Data lake design patterns in Hadoop - Time & Space Complexity
When working with data lakes, it is important to understand how the time to process data grows as the data size increases.
We want to know how the design pattern affects the speed of data processing in Hadoop.
Analyze the time complexity of the following Hadoop MapReduce job using a data lake design pattern.
// Mapper reads data from raw zone
map(key, value) {
// parse and filter records
if (record is valid) {
emit(key, value);
}
}
// Reducer aggregates filtered data
reduce(key, values) {
sum = 0;
for each v in values {
sum += v;
}
emit(key, sum);
}
This code reads raw data, filters it, and then aggregates results in the reduce step.
Look at the loops and repeated steps in the code.
- Primary operation: The reducer loops over all values for each key to sum them.
- How many times: The reducer runs once per unique key, processing all associated values.

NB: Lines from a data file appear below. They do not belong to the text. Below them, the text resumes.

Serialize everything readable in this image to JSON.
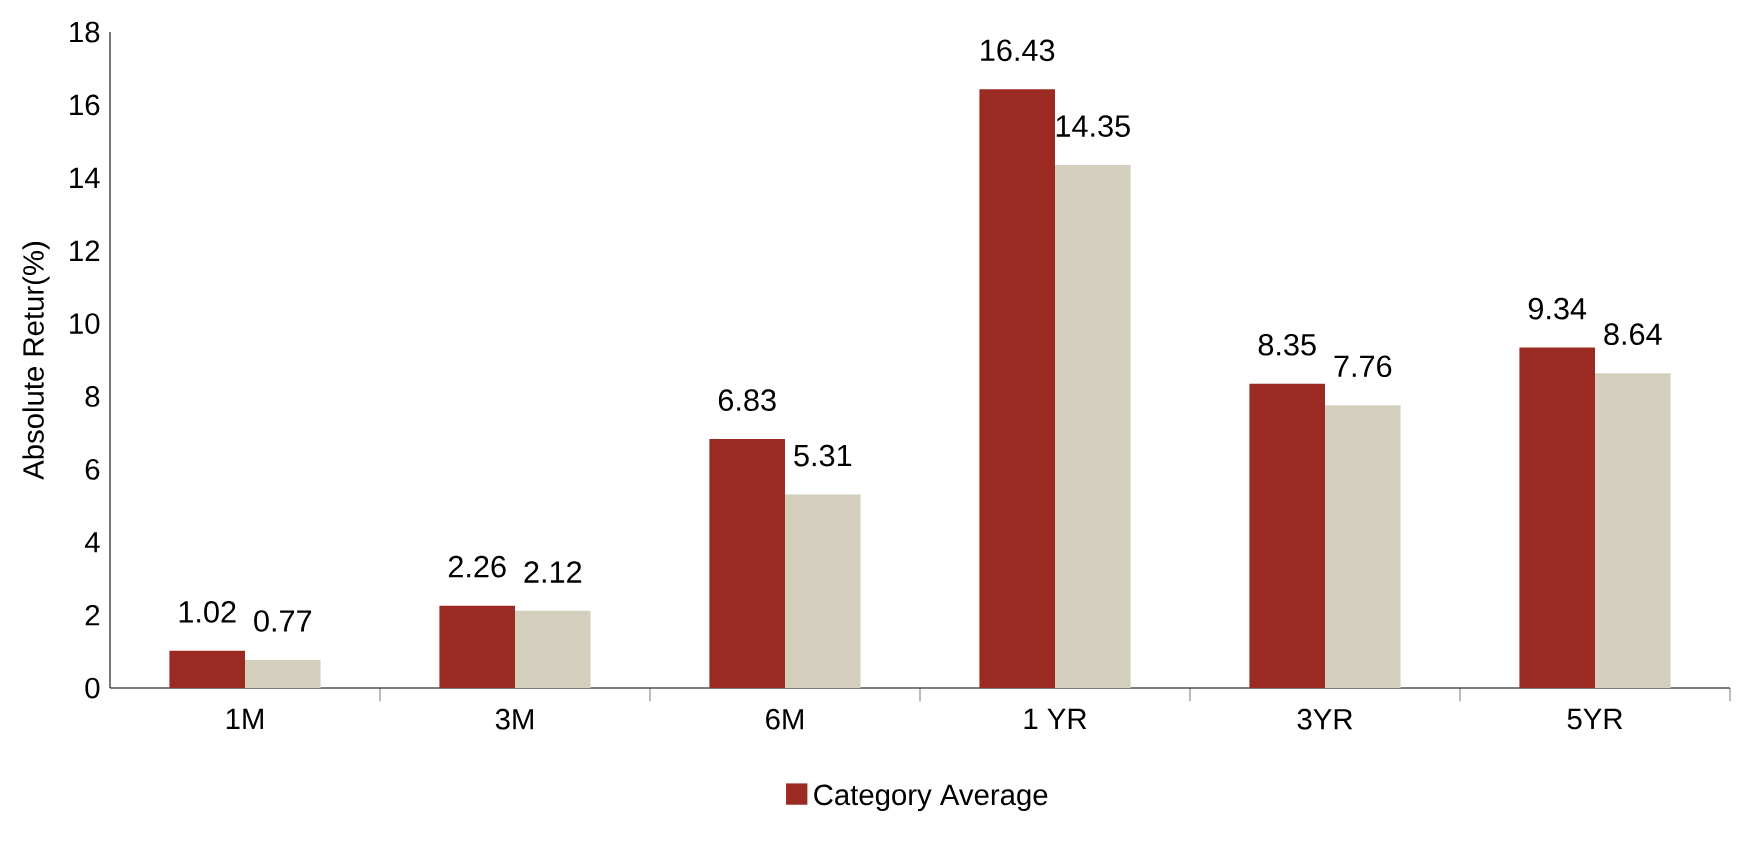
{
  "chart_data": {
    "type": "bar",
    "ylabel": "Absolute Retur(%)",
    "categories": [
      "1M",
      "3M",
      "6M",
      "1 YR",
      "3YR",
      "5YR"
    ],
    "series": [
      {
        "name": "Category Average",
        "color": "#9b2a22",
        "values": [
          1.02,
          2.26,
          6.83,
          16.43,
          8.35,
          9.34
        ]
      },
      {
        "color": "#d4cfbc",
        "values": [
          0.77,
          2.12,
          5.31,
          14.35,
          7.76,
          8.64
        ]
      }
    ],
    "ylim": [
      0,
      18
    ],
    "yticks": [
      0,
      2,
      4,
      6,
      8,
      10,
      12,
      14,
      16,
      18
    ],
    "grid": false,
    "legend": "bottom",
    "data_labels": true
  }
}
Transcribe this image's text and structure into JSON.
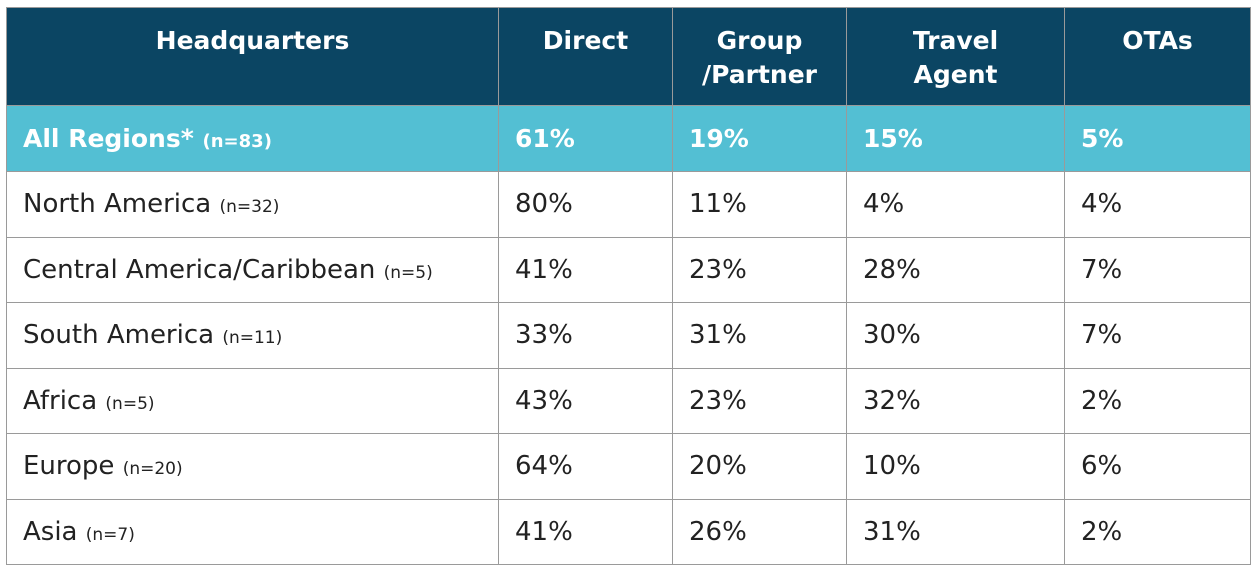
{
  "columns": [
    {
      "lines": [
        "Headquarters"
      ]
    },
    {
      "lines": [
        "Direct"
      ]
    },
    {
      "lines": [
        "Group",
        "/Partner"
      ]
    },
    {
      "lines": [
        "Travel",
        "Agent"
      ]
    },
    {
      "lines": [
        "OTAs"
      ]
    }
  ],
  "all_regions": {
    "label": "All Regions*",
    "n": "(n=83)",
    "values": [
      "61%",
      "19%",
      "15%",
      "5%"
    ]
  },
  "rows": [
    {
      "label": "North America",
      "n": "(n=32)",
      "values": [
        "80%",
        "11%",
        "4%",
        "4%"
      ]
    },
    {
      "label": "Central America/Caribbean",
      "n": "(n=5)",
      "values": [
        "41%",
        "23%",
        "28%",
        "7%"
      ]
    },
    {
      "label": "South America",
      "n": "(n=11)",
      "values": [
        "33%",
        "31%",
        "30%",
        "7%"
      ]
    },
    {
      "label": "Africa",
      "n": "(n=5)",
      "values": [
        "43%",
        "23%",
        "32%",
        "2%"
      ]
    },
    {
      "label": "Europe",
      "n": "(n=20)",
      "values": [
        "64%",
        "20%",
        "10%",
        "6%"
      ]
    },
    {
      "label": "Asia",
      "n": "(n=7)",
      "values": [
        "41%",
        "26%",
        "31%",
        "2%"
      ]
    }
  ],
  "colors": {
    "header_bg": "#0b4563",
    "highlight_bg": "#53bfd3",
    "border": "#9a9a9a",
    "text": "#222222"
  }
}
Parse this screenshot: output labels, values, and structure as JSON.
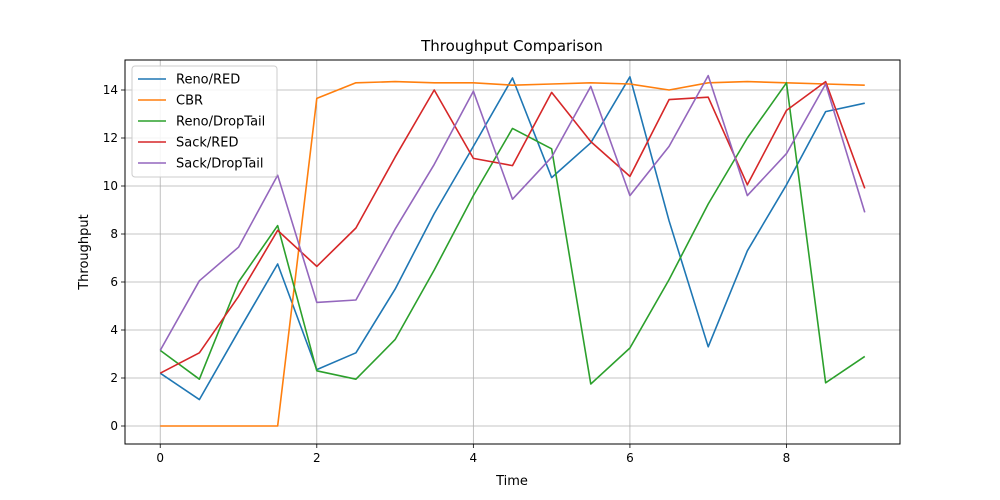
{
  "chart_data": {
    "type": "line",
    "title": "Throughput Comparison",
    "xlabel": "Time",
    "ylabel": "Throughput",
    "xlim": [
      -0.45,
      9.45
    ],
    "ylim": [
      -0.75,
      15.25
    ],
    "xticks": [
      0,
      2,
      4,
      6,
      8
    ],
    "yticks": [
      0,
      2,
      4,
      6,
      8,
      10,
      12,
      14
    ],
    "grid": true,
    "legend_position": "top-left",
    "x": [
      0,
      0.5,
      1,
      1.5,
      2,
      2.5,
      3,
      3.5,
      4,
      4.5,
      5,
      5.5,
      6,
      6.5,
      7,
      7.5,
      8,
      8.5,
      9
    ],
    "series": [
      {
        "name": "Reno/RED",
        "color": "#1f77b4",
        "values": [
          2.2,
          1.1,
          3.95,
          6.75,
          2.35,
          3.05,
          5.7,
          8.85,
          11.65,
          14.5,
          10.35,
          11.8,
          14.55,
          8.55,
          3.3,
          7.3,
          10.05,
          13.1,
          13.45
        ]
      },
      {
        "name": "CBR",
        "color": "#ff7f0e",
        "values": [
          0,
          0,
          0,
          0,
          13.65,
          14.3,
          14.35,
          14.3,
          14.3,
          14.2,
          14.25,
          14.3,
          14.25,
          14.0,
          14.3,
          14.35,
          14.3,
          14.25,
          14.2
        ]
      },
      {
        "name": "Reno/DropTail",
        "color": "#2ca02c",
        "values": [
          3.15,
          1.95,
          6.0,
          8.35,
          2.3,
          1.95,
          3.6,
          6.5,
          9.6,
          12.4,
          11.55,
          1.75,
          3.25,
          6.1,
          9.25,
          12.0,
          14.3,
          1.8,
          2.9
        ]
      },
      {
        "name": "Sack/RED",
        "color": "#d62728",
        "values": [
          2.2,
          3.05,
          5.4,
          8.15,
          6.65,
          8.25,
          11.2,
          14.0,
          11.15,
          10.85,
          13.9,
          11.85,
          10.4,
          13.6,
          13.7,
          10.05,
          13.15,
          14.35,
          9.9
        ]
      },
      {
        "name": "Sack/DropTail",
        "color": "#9467bd",
        "values": [
          3.15,
          6.05,
          7.45,
          10.45,
          5.15,
          5.25,
          8.2,
          10.9,
          13.95,
          9.45,
          11.2,
          14.15,
          9.6,
          11.65,
          14.6,
          9.6,
          11.35,
          14.25,
          8.9
        ]
      }
    ]
  }
}
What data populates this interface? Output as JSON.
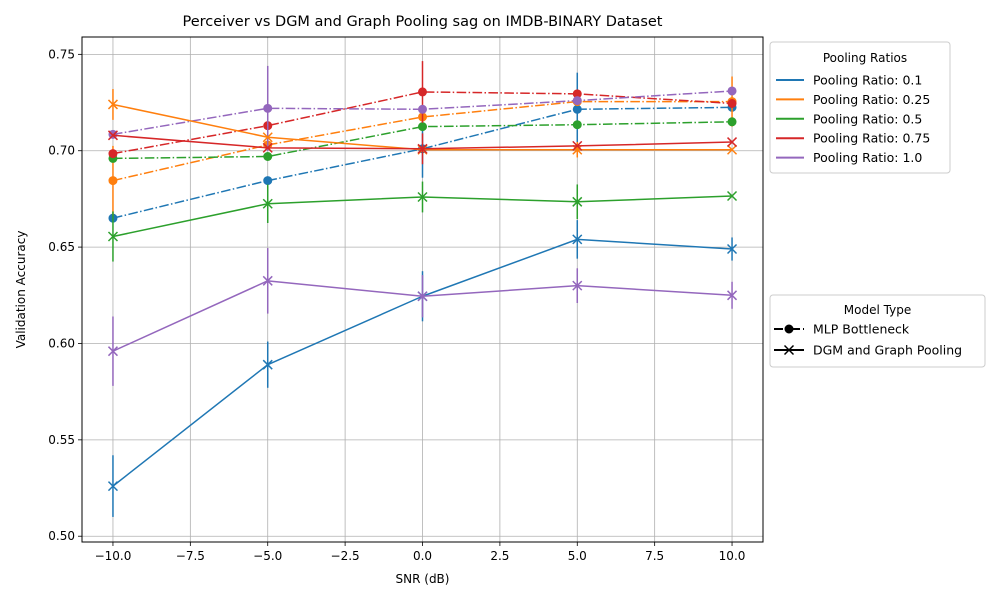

As the input data grows, the number of records to process grows too.
| Input Size (n) | Approx. Operations |
|---|---|
| 10 | About 10 map operations and sums over small groups |
| 100 | About 100 map operations and sums over larger groups |
| 1000 | About 1000 map operations and sums over even larger groups |
Pattern observation: The total work grows roughly in direct proportion to the input size.
Time Complexity: O(n)
This means the time to process data grows linearly as the data size increases.
[X] Wrong: "The reducer runs a fixed number of times regardless of data size."
[OK] Correct: The reducer runs once per unique key, so if data grows with more keys or values, the reducer work grows too.
Understanding how data lake design patterns affect processing time helps you explain how to handle big data efficiently in Hadoop.
"What if we added a combiner step before the reducer? How would the time complexity change?"